Rspress, the Rsbuild-based static site generator designed for developer documentation, has released version 2.0 with a comprehensive set of changes spanning theme design, build performance, AI integration and developer experience improvements. The release, which landed on January 30th 2026, follows 144 releases across the 1.x lifecycle and contributions from 125 developers.
Rspress 2.0 introduces a redesigned default theme crafted by designer Zovn Wei, offering four tiers of customisation. Developers can adjust CSS variables for quick theming, target BEM class names for precise style overrides, use ESM re-exports to swap individual components, or eject components entirely for full control. The BEM approach is a deliberate choice to decouple from any specific CSS framework, allowing teams to freely use Tailwind, Less, or Sass without version conflicts.
One of the more forward-looking additions is the Static Site Generation to Markdown (SSG-MD) feature, a new rendering mode that generates Markdown files and llms.txt output from documentation sites. Rather than converting HTML back to Markdown, which often produces poor results, SSG-MD renders content through the React virtual DOM to produce high-quality Markdown suitable for AI agents. Enabling it requires a single configuration line:
import { defineConfig } from '@rspress/core';
export default defineConfig({
llms: true,
});
Build performance sees significant gains through two features enabled by default: lazy compilation and persistent caching. With lazy compilation, pages are only compiled when visited during development, reducing cold start times from seconds to as low as 50 milliseconds according to benchmarks shared by the Rspress team on GitHub. A route preloading strategy triggers compilation on link hover, keeping navigation seamless. Persistent caching reuses previous compilation results, improving subsequent build speeds by 30% to 60%.
Code highlighting has moved from Prism to Shiki by default, performing syntax highlighting at build time rather than runtime. This brings accurate VS Code-consistent highlighting based on TextMate grammar, on-demand language imports with no runtime overhead, and support for custom transformers such as twoslash for inline type hints.
The release also consolidates the package structure. Multiple packages including rspress, @rspress/runtime, @rspress/shared, and @rspress/theme-default have been merged into a single @rspress/core package.
Eearly reactions to the release have been positive, with one user commenting on the r/Rspack subreddit:
I love to see this kind of tooling popup! Congrats on the launch!
The GitHub discussions thread tracking breaking changes has seen active engagement, with 26 comments and 19 replies covering migration details from Shiki configuration to React Router compatibility.
Compared to alternatives like Docusaurus and VitePress, Rspress differentiates primarily on build speed through its Rspack foundation and its AI-native features. Docusaurus itself acknowledges that Rspress benefits from a modern infrastructure that enables faster site builds
while noting its own strengths in maturity and community size. VitePress remains the go-to for Vue-based projects, whereas Rspress targets the React ecosystem.

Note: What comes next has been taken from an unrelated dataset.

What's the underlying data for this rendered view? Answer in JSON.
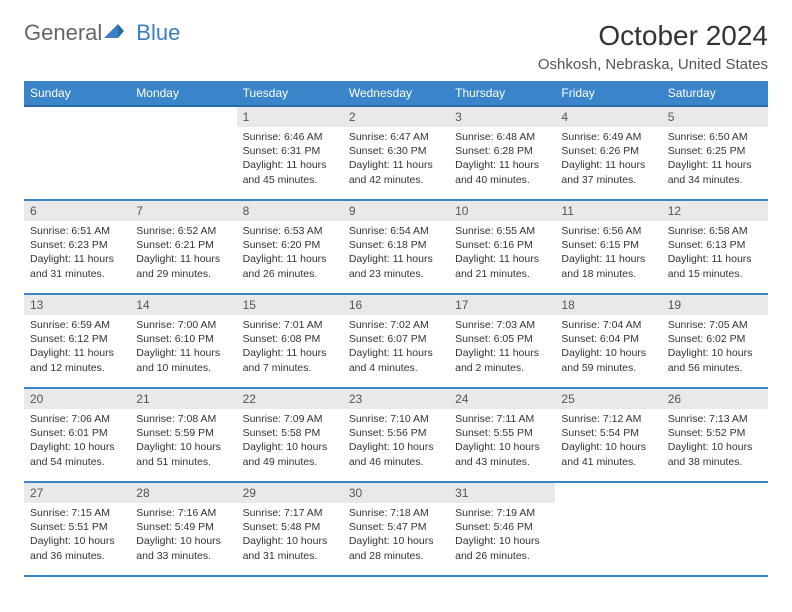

Rspress 2.0 requires Node.js 20 or higher and supports React 18 and 19. The Rust-based MDX parser (@rspress/mdx-rs) has been dropped in favour of the JavaScript MDX parser, trading some raw compilation speed for better ecosystem compatibility with tools like Shiki and custom remark and rehype plugins. A detailed migration guide is available for teams upgrading from 1.x.
Rspress is an open-source static site generator built on Rsbuild and Rspack, part of the broader Rstack JavaScript toolchain. It is designed for building documentation sites with MDX support, convention-based routing, and component library previews, and integrates with Rslib for component library documentation workflows.